A interpretação conjunta dos dispositivos acima autoriza concluir que a exigência de que os
orçamentos de obras e serviços de engenharia sejam assinados por engenheiro encontra fundamento
legal, mostrando-se, portanto, impositiva.
Afirma-se, ainda, que o engenheiro que subscreve os orçamentos poderá ou não ser o
responsável técnico indicado pela licitante, não havendo obrigatoriedade legal nesse sentido. O que
importa é que as propostas (orçamentos) sejam elaboradas por profissionais competentes, na forma
da Lei: engenheiros ou arquitetos, conforme o caso.
Não obstante isso, é válido destacar a existência de precedentes no sentido de que a falta de
assinatura do engenheiro na proposta deve ser considerada uma falha formal.

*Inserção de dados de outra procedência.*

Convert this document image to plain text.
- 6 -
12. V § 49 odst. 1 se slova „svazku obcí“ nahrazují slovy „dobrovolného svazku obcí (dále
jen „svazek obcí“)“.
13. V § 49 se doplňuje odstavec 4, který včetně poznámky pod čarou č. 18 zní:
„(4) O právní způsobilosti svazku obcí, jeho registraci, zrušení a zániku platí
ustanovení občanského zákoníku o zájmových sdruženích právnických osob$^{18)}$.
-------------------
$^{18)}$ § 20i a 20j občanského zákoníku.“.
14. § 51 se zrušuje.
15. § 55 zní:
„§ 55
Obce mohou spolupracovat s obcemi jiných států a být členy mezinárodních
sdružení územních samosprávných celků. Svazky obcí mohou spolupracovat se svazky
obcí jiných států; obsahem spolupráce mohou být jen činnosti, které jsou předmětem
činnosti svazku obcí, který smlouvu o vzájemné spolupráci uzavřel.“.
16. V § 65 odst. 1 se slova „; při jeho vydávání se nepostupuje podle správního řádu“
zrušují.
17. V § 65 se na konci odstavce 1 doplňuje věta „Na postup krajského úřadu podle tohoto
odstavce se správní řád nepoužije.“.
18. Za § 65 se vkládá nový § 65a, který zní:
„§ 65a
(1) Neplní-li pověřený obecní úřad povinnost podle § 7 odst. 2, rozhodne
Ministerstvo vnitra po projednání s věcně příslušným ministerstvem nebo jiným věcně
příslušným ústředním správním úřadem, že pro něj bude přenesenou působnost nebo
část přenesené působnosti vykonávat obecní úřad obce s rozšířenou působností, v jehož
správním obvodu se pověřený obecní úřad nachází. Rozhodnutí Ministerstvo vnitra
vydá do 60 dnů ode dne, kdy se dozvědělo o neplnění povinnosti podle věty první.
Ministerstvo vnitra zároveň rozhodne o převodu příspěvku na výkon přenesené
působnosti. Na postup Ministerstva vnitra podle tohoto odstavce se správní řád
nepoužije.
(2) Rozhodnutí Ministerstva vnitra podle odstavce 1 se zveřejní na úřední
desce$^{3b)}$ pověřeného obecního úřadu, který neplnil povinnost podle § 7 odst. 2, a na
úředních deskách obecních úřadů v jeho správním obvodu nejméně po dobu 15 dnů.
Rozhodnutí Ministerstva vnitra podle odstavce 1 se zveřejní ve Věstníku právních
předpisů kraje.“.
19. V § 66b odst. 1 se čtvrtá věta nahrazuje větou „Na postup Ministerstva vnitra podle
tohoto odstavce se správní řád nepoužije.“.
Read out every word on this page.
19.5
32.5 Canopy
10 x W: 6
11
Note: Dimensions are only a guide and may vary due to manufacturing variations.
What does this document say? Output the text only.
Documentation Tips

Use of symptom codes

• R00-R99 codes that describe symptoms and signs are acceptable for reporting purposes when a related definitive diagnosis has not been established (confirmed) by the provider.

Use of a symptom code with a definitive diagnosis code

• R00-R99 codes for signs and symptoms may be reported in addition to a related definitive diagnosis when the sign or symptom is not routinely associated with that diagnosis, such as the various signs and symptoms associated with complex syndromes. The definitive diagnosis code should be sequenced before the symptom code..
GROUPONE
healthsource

Sobre o tema, oportuno destacar precedente do Tribunal de Contas da União que entendeu
restritiva a exigência de assinatura dos orçamentos constantes da proposta por responsável técnico,
considerando também indevida a desclassificação de proposta pela ausência de assinatura do
engenheiro:
[Relatório]
Entretanto, faltava a assinatura dos responsáveis técnicos pela elaboração da planilha orçamentária,
em descumprimento ao item 7.7 do edital de Concorrência nº 09/2009:
'7.7. No orçamento em planilha de quantitativos, unidades, preços unitários, parciais e totais da obra,
alínea 'a' do subitem 7.5, deverá constar, obrigatoriamente a assinatura do técnico detentor dos
atestados referido na alínea 'f', do subitem 6.2 deste Edital, precedida do nome da empresa a que
interessarem, a menção explícita de seu título e o número de sua carteira profissional expedida pelo
CREA.'
(...)
Em primeiro lugar, não fica claro o propósito de se exigir a assinatura do engenheiro na planilha
orçamentária, responsabilizando-se pelos preços propostos pela empresa, uma vez que os
preços ofertados têm natureza comercial. Diferentemente é o preço de referência da Administração,
que deve ser atestado pelo engenheiro responsável pela elaboração do orçamento-base.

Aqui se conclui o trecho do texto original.